I recently shared my latest supermarket misadventure where I had the misfortune of getting behind a nice lady who paid for her groceries with a giant bag of quarters.
I used that little episode to talk about about the benefits of Coinstar and why I have no problem paying their 9.8 percent fee. Needless to say, I was more than just a bit surprised when I got beat up by the majority of my readers for expressing such an opinion. In fact, most of them thought that was the dumbest idea since Coca-Cola CEO Roberto Goizueta’s boneheaded decision to reformulate the world’s most popular soft drink.
Okay, you got me; actually, they thought it was dumber. And that’s why, dear readers, today I’m going to attempt to get back in your good graces — at least with respect to the world of loose change.
Change jars are a fairly popular way for folks to save money. You know the drill: When you come home, you’re supposed to empty your pockets or change purse and then put the spare coins in the jar.
Of course, a big drawback to that savings method is that it usually takes an excruciatingly … long … time … before … you … see … significant … results.

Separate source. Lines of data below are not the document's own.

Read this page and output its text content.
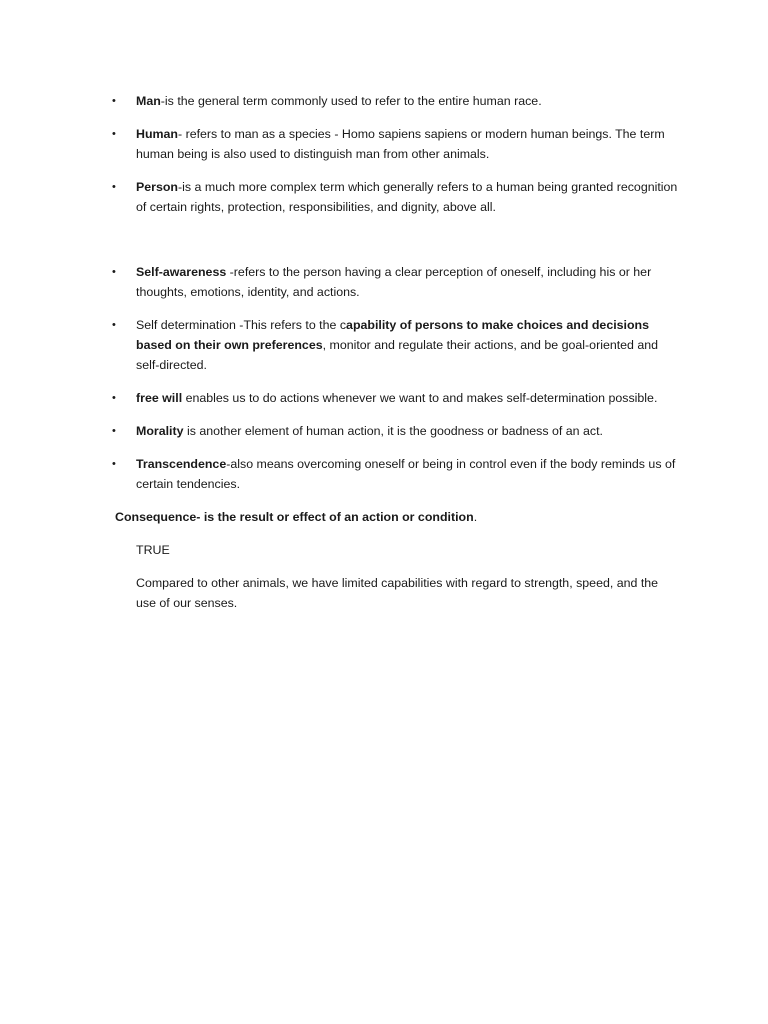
• Man-is the general term commonly used to refer to the entire human race.
• Human- refers to man as a species - Homo sapiens sapiens or modern human beings. The term human being is also used to distinguish man from other animals.
• Person-is a much more complex term which generally refers to a human being granted recognition of certain rights, protection, responsibilities, and dignity, above all.
• Self-awareness -refers to the person having a clear perception of oneself, including his or her thoughts, emotions, identity, and actions.
• Self determination -This refers to the capability of persons to make choices and decisions based on their own preferences, monitor and regulate their actions, and be goal-oriented and self-directed.
• free will enables us to do actions whenever we want to and makes self-determination possible.
• Morality is another element of human action, it is the goodness or badness of an act.
• Transcendence-also means overcoming oneself or being in control even if the body reminds us of certain tendencies.
Consequence- is the result or effect of an action or condition.
TRUE
Compared to other animals, we have limited capabilities with regard to strength, speed, and the use of our senses.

Thankfully, there’s a way to turbo-charge your change jar savings rate: Simply avoid spending any dollar bills you get as change throughout the day. Then, after you come home and are ready to make contributions to your jar, be sure to include all of those unspent dollar bills along with your coins.
Oh, and if you have no singles in your wallet or pocketbook, then pull out a fiver and drop it in the jar.
By using this turbo-charged method, I think you’ll be pleasantly surprised by just how much quicker your savings will grow.
And if you’re not, well, I’m sure you’ll let me know.